By Monday, the boy’s letter had become the most-commented-upon letter on the newspaper’s website, far above the presidential campaign or Mitt Romney’s supposed failings as a candidate.
“It’s amazing,” Logan Herald Journal managing editor Charlie McCollum told the Los Angeles Times. “Animal stories in our community always touch a nerve. This one sure did.”
Toothless, a fluffy black cat who was allowed to roam the cow pasture next door, went missing in late September when a neighbor reported the animal to local officials. The cat was picked up by city workers as Rayden and his brother Devin went door to door asking about the animal.
Nobody had seen Toothless, it appeared, including the family who had turned in the animal to control officials.
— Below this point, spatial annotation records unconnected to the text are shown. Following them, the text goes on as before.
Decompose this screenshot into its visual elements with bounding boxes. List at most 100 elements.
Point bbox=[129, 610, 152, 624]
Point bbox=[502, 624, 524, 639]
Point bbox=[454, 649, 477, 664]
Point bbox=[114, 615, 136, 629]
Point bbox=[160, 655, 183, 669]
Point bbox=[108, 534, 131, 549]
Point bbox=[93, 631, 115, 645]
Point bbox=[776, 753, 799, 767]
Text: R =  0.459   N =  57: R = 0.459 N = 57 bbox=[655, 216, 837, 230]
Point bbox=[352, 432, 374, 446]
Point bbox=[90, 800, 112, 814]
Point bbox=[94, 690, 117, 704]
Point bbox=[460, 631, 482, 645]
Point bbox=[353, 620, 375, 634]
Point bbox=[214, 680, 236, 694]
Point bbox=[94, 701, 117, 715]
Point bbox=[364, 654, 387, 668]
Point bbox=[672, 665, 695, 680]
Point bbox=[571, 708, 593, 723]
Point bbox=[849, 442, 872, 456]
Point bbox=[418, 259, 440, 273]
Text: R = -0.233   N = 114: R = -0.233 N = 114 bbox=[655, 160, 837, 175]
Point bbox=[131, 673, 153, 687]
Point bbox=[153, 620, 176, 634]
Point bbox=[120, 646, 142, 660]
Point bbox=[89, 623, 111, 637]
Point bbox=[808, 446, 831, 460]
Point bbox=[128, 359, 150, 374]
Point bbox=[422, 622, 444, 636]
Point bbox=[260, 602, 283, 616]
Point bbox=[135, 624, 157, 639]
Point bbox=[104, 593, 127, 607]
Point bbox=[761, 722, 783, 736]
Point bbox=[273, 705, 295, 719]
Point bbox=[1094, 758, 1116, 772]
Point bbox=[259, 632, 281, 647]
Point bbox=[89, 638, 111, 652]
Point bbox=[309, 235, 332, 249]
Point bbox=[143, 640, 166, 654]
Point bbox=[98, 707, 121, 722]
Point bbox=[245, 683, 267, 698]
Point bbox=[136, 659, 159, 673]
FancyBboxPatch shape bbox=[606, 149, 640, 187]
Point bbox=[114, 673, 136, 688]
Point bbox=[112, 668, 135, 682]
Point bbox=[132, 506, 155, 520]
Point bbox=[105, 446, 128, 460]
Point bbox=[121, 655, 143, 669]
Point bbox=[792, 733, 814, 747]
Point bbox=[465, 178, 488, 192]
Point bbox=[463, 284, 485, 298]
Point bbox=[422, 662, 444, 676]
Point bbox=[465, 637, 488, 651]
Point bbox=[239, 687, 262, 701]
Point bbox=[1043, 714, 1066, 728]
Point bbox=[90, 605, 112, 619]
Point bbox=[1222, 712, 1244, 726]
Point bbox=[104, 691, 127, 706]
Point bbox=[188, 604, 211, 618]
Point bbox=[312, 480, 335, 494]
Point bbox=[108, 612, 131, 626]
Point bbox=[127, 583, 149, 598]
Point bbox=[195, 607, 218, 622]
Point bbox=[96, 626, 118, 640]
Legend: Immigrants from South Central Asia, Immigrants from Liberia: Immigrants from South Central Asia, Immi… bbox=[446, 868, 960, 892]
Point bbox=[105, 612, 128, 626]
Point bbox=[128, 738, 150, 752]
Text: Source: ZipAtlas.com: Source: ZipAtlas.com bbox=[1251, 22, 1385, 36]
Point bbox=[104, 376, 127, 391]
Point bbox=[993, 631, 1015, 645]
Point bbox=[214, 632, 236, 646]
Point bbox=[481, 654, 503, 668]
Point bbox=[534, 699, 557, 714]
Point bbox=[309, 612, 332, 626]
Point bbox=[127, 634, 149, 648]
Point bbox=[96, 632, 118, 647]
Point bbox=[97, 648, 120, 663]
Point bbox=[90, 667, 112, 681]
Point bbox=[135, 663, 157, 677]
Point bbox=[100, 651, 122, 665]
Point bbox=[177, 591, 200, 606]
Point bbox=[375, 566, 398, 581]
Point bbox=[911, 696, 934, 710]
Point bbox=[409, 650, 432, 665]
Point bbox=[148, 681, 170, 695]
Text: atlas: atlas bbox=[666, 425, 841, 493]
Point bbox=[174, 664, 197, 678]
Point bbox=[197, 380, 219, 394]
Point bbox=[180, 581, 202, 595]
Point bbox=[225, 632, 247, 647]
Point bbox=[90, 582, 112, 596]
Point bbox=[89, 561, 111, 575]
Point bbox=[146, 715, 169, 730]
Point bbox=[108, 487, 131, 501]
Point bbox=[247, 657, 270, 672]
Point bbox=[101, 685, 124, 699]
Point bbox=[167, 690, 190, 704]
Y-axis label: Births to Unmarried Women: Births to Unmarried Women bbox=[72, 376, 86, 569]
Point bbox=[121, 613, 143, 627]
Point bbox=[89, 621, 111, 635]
Days later, after returning from a road trip, the boys’ father, Jason Sazama, went to the animal control office after business hours. A clerk let the man in and to his surprise, there was Toothless in a cage. But Sazama needed to pay an impound fee and was told he could do it in the morning.
The worker assured Sazama the cat would be fine, and he returned home assuring his son: “I found Toothless! We’ll get him tomorrow,” Sazama told the Herald Journal.
But the worker neglected to put a note on the cage that the cat had been claimed and Toothless was euthanized overnight.
The boy’s letter to the editor carried a stern message to adults. Don’t lie, he advised, in reference to the neighbors who denied seeing the cat. “My dad and mom tell me and Devin not to lie and that is right,” he wrote.
“Now I don’t know what to do. My cat Toothless is dead; the people that killed him didn’t even give him to my dad so we could bury him. What do I do now?”
So far, the letter has prompted more than 280 comments in the town of 49,000 residents near the Idaho border. Some blamed the shelter for failing to keep the cat safe. Others berated the family for not keeping the animal on a leash and for not going to the shelter sooner. One man’s anti-cat diatribe became so angry that newspaper editors removed his comments from the site, McCollum told The Times.
Another reader wrote directly to the grieving boy.
“It is sad when anyone loses a pet,” the commenter wrote. “Remember, people make mistakes.”
McCollum said he believes the boy’s letter served its purpose.
“I think his dad just wanted him to write it as a form of closure,” he said.